Related: How Leaders Can Build Acquisition-Ready Companies
Be careful when disclosing information to potential buyers
While it’s important for founders to diligently prepare the proper information to share with potential buyers, some of that information could prove detrimental if the deal falls through.
- Customer forecasts/roadmaps: If the buyer doesn’t already sell a product to your customer base, they may use your internal customer forecasts/roadmaps to help reconfigure their internal sales targets and claim that it was public knowledge.
- Employee performance/reviews: Be careful about sharing too much information about rockstar employees; if the buyer doesn’t already know who they want to hire from your team before the diligence process, it’s quite easy for them to create a very specific job description to target those employees if the deal falls apart.
- Product development plans: Be especially careful about sharing detailed product development plans until the deal is certain to close. If your buyer sells a competing product, one of the goals of the transaction may be to eliminate you as a competitor.
How to exercise caution before the deal is complete
Negotiate a very detailed letter of intent/term sheet
If you negotiate the “big ticket” items up front (before the detailed diligence requests and providing access to internal information), there’s less of a chance that critical information will be shared only to have the deal fall apart over a fundamental issue later in the process.
Create non-downloadable or redacted versions of data room documents
If there’s information that’s particularly sensitive, make sure it can’t be downloaded for the initial phase of diligence and consider redacting key information, like detailed figures and/or customer names.

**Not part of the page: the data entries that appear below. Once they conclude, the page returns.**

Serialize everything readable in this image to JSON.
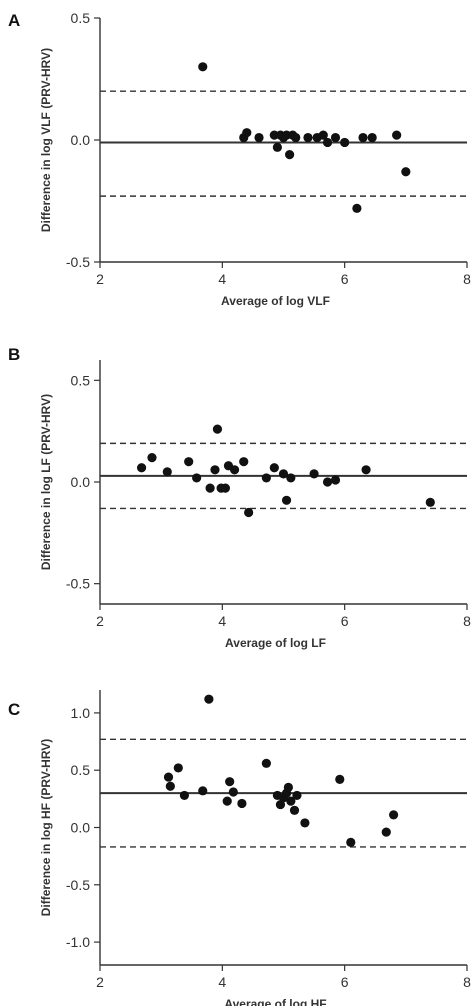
{
  "chart_data": [
    {
      "type": "scatter",
      "panel": "A",
      "xlabel": "Average of log VLF",
      "ylabel": "Difference in log VLF (PRV-HRV)",
      "xlim": [
        2,
        8
      ],
      "ylim": [
        -0.5,
        0.5
      ],
      "xticks": [
        2,
        4,
        6,
        8
      ],
      "yticks": [
        0.5,
        0.0,
        -0.5
      ],
      "ytick_labels": [
        "0.5",
        "0.0",
        "-0.5"
      ],
      "xtick_labels": [
        "2",
        "4",
        "6",
        "8"
      ],
      "mean_line": -0.01,
      "limits": [
        0.2,
        -0.23
      ],
      "points": [
        [
          3.68,
          0.3
        ],
        [
          4.35,
          0.01
        ],
        [
          4.4,
          0.03
        ],
        [
          4.6,
          0.01
        ],
        [
          4.85,
          0.02
        ],
        [
          4.9,
          -0.03
        ],
        [
          4.95,
          0.02
        ],
        [
          5.0,
          0.01
        ],
        [
          5.05,
          0.02
        ],
        [
          5.1,
          -0.06
        ],
        [
          5.15,
          0.02
        ],
        [
          5.2,
          0.01
        ],
        [
          5.4,
          0.01
        ],
        [
          5.55,
          0.01
        ],
        [
          5.65,
          0.02
        ],
        [
          5.72,
          -0.01
        ],
        [
          5.85,
          0.01
        ],
        [
          6.0,
          -0.01
        ],
        [
          6.2,
          -0.28
        ],
        [
          6.3,
          0.01
        ],
        [
          6.45,
          0.01
        ],
        [
          6.85,
          0.02
        ],
        [
          7.0,
          -0.13
        ]
      ]
    },
    {
      "type": "scatter",
      "panel": "B",
      "xlabel": "Average of log LF",
      "ylabel": "Difference in log LF (PRV-HRV)",
      "xlim": [
        2,
        8
      ],
      "ylim": [
        -0.6,
        0.6
      ],
      "xticks": [
        2,
        4,
        6,
        8
      ],
      "yticks": [
        0.5,
        0.0,
        -0.5
      ],
      "ytick_labels": [
        "0.5",
        "0.0",
        "-0.5"
      ],
      "xtick_labels": [
        "2",
        "4",
        "6",
        "8"
      ],
      "mean_line": 0.03,
      "limits": [
        0.19,
        -0.13
      ],
      "points": [
        [
          2.68,
          0.07
        ],
        [
          2.85,
          0.12
        ],
        [
          3.1,
          0.05
        ],
        [
          3.45,
          0.1
        ],
        [
          3.58,
          0.02
        ],
        [
          3.8,
          -0.03
        ],
        [
          3.88,
          0.06
        ],
        [
          3.92,
          0.26
        ],
        [
          3.98,
          -0.03
        ],
        [
          4.05,
          -0.03
        ],
        [
          4.1,
          0.08
        ],
        [
          4.2,
          0.06
        ],
        [
          4.35,
          0.1
        ],
        [
          4.43,
          -0.15
        ],
        [
          4.72,
          0.02
        ],
        [
          4.85,
          0.07
        ],
        [
          5.0,
          0.04
        ],
        [
          5.05,
          -0.09
        ],
        [
          5.12,
          0.02
        ],
        [
          5.5,
          0.04
        ],
        [
          5.72,
          0.0
        ],
        [
          5.85,
          0.01
        ],
        [
          6.35,
          0.06
        ],
        [
          7.4,
          -0.1
        ]
      ]
    },
    {
      "type": "scatter",
      "panel": "C",
      "xlabel": "Average of log HF",
      "ylabel": "Difference in log HF (PRV-HRV)",
      "xlim": [
        2,
        8
      ],
      "ylim": [
        -1.2,
        1.2
      ],
      "xticks": [
        2,
        4,
        6,
        8
      ],
      "yticks": [
        1.0,
        0.5,
        0.0,
        -0.5,
        -1.0
      ],
      "ytick_labels": [
        "1.0",
        "0.5",
        "0.0",
        "-0.5",
        "-1.0"
      ],
      "xtick_labels": [
        "2",
        "4",
        "6",
        "8"
      ],
      "mean_line": 0.3,
      "limits": [
        0.77,
        -0.17
      ],
      "points": [
        [
          3.12,
          0.44
        ],
        [
          3.15,
          0.36
        ],
        [
          3.28,
          0.52
        ],
        [
          3.38,
          0.28
        ],
        [
          3.68,
          0.32
        ],
        [
          3.78,
          1.12
        ],
        [
          4.08,
          0.23
        ],
        [
          4.12,
          0.4
        ],
        [
          4.18,
          0.31
        ],
        [
          4.32,
          0.21
        ],
        [
          4.72,
          0.56
        ],
        [
          4.9,
          0.28
        ],
        [
          4.95,
          0.2
        ],
        [
          5.0,
          0.26
        ],
        [
          5.05,
          0.3
        ],
        [
          5.08,
          0.35
        ],
        [
          5.12,
          0.23
        ],
        [
          5.18,
          0.15
        ],
        [
          5.22,
          0.28
        ],
        [
          5.35,
          0.04
        ],
        [
          5.92,
          0.42
        ],
        [
          6.1,
          -0.13
        ],
        [
          6.68,
          -0.04
        ],
        [
          6.8,
          0.11
        ]
      ]
    }
  ]
}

Additionally, founders can request that access be limited to specific members of the buyer’s team on a need-to-know basis.
Ask for bilateral information
If the founder is receiving equity in the buyer as deal consideration, the buyer should be willing to provide information about its business to the founder. If that’s not the case, it may be a sign that the partnership will not work, and the owner should be careful about disclosing too much information upfront.
Related: From Growth to Profitable Exit — Actionable Strategies As You Sell Your Business
The bottom line
There are myriad complexities to mergers and acquisitions. However, founders can successfully navigate these complexities with the proper preparation and contingency planning.